Comment ne pas voir le caractère essentiel de ces éléments qui jonchent le sol et forment le paysage. Eléments que l’on retrouve en formes suspendues dans les peintures de Mourabiti où l’espace de la toile semble confondre le plan d’une nature morte et celui d’un paysage. Comment ne pas prendre leçon de ces matériaux rudimentaires qui se répondent dans l’air de la toile, frères des pigments incandescents qui gisent sur la palette du peintre.

On dit qu’il habite à l’écart du monde, à proximité des montagnes nues et saillantes. Est-ce du haut des sommets de l’Atlas que s’élancent par taches et à-plats les blancs de ses peintures ? Parfois il semble neiger à l’aplomb des noirs qui retiennent ses tableaux.

Est-ce désert ou plutôt des endroits troubles de la rue d’où remontent certains bruns rompus.

Ces tableaux tiennent à la fraîcheur avec laquelle la peinture introduit les formes, les propose de front, les fait vaciller, en découpe l’espace et continue d’aiguiser une nudité qui laisse la question grande ouverte et les couleurs toutes à leur révélation.

Ce qui meut de sa peinture est une fragilité qui anime la source de ses infinis rebondissements. Dans cette peinture sourd une étrangeté liée au caractère du pays, à ses matières mêlées, souterraines. A y regarder de près on réalise qu’elle tire ses origines de ces ombres incertaines et sombres qui ont été fécondes dans l’imaginaire des peintres du Maroc.

La peinture semble nous dire : « ici, loin de tout, dans ce paysage sec, à la beauté vertigineuse comment ne pas laisser affleurer sur la toile les hésitations, laisser libre cours à la sensibilité du trait. Comment ne pas saisir les formes avec une désinvolture apparente, avant que d’être écrasé par tant de beautés lumineuses ? »

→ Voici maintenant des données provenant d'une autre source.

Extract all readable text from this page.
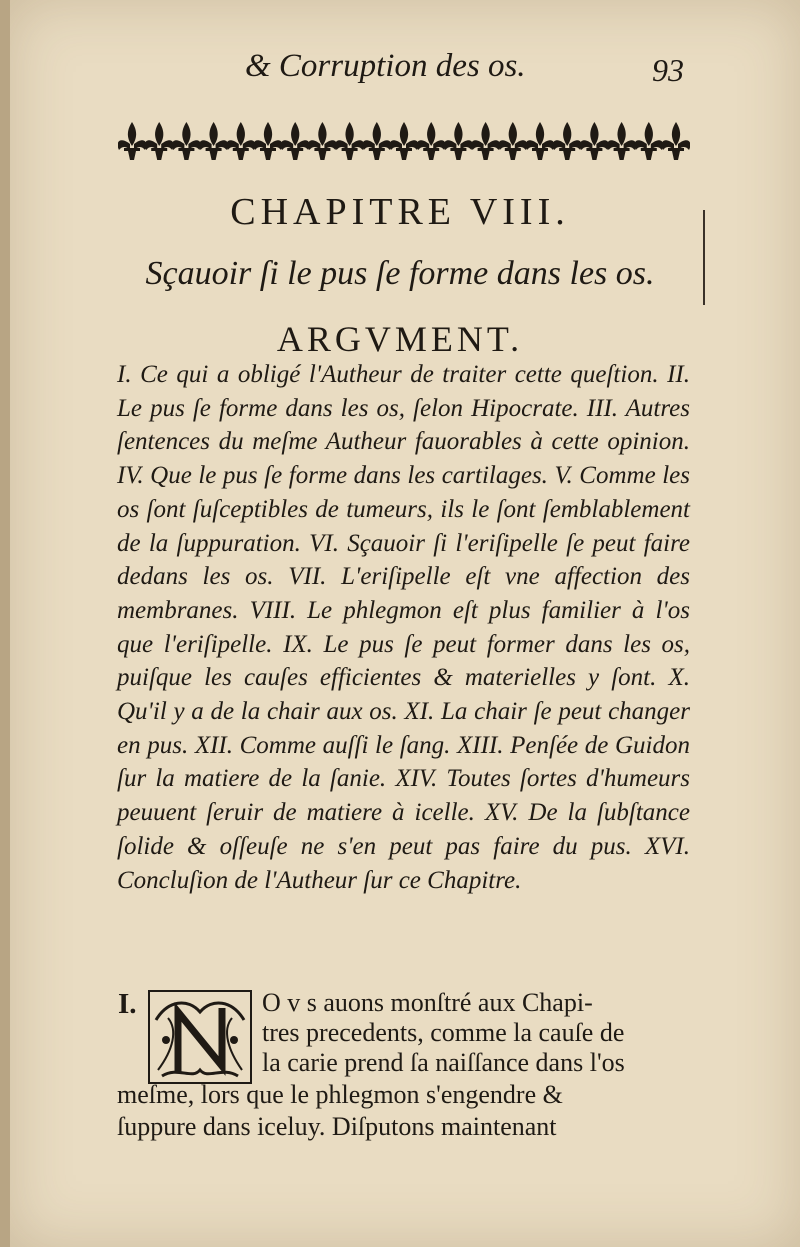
& Corruption des os.	93
CHAPITRE VIII.
Sçauoir ſi le pus ſe forme dans les os.
ARGVMENT.

I. Ce qui a obligé l'Autheur de traiter cette queſtion. II. Le pus ſe forme dans les os, ſelon Hipocrate. III. Autres ſentences du meſme Autheur fauorables à cette opinion. IV. Que le pus ſe forme dans les cartilages. V. Comme les os ſont ſuſceptibles de tumeurs, ils le ſont ſemblablement de la ſuppuration. VI. Sçauoir ſi l'eriſipelle ſe peut faire dedans les os. VII. L'eriſipelle eſt vne affection des membranes. VIII. Le phlegmon eſt plus familier à l'os que l'eriſipelle. IX. Le pus ſe peut former dans les os, puiſque les cauſes efficientes & materielles y ſont. X. Qu'il y a de la chair aux os. XI. La chair ſe peut changer en pus. XII. Comme auſſi le ſang. XIII. Penſée de Guidon ſur la matiere de la ſanie. XIV. Toutes ſortes d'humeurs peuuent ſeruir de matiere à icelle. XV. De la ſubſtance ſolide & oſſeuſe ne s'en peut pas faire du pus. XVI. Concluſion de l'Autheur ſur ce Chapitre.

I.	O v s auons monſtré aux Chapi-
tres precedents, comme la cauſe de
la carie prend ſa naiſſance dans l'os
meſme, lors que le phlegmon s'engendre &
ſuppure dans iceluy. Diſputons maintenant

Créer un monde clos et plein, laisser des traces de peinture, dans ce pays où elle est partout, ici et là, sur les murs, les portes et jusque le tronc des arbres. Pays si grand par l’imagination de la main qui s’inscrit partout.

C’est parce que quelque chose n’est pas posé « définitivement » dans ce beau Maroc qu’il reste la toile de fond des artistes peintres. Que la tente est encore sous jacente à la maison, que tout peut être changé très vite, que grâce à cela l’esprit peut ouvrir des champs libres et continuer à se déplacer sur les chemins de la créativité.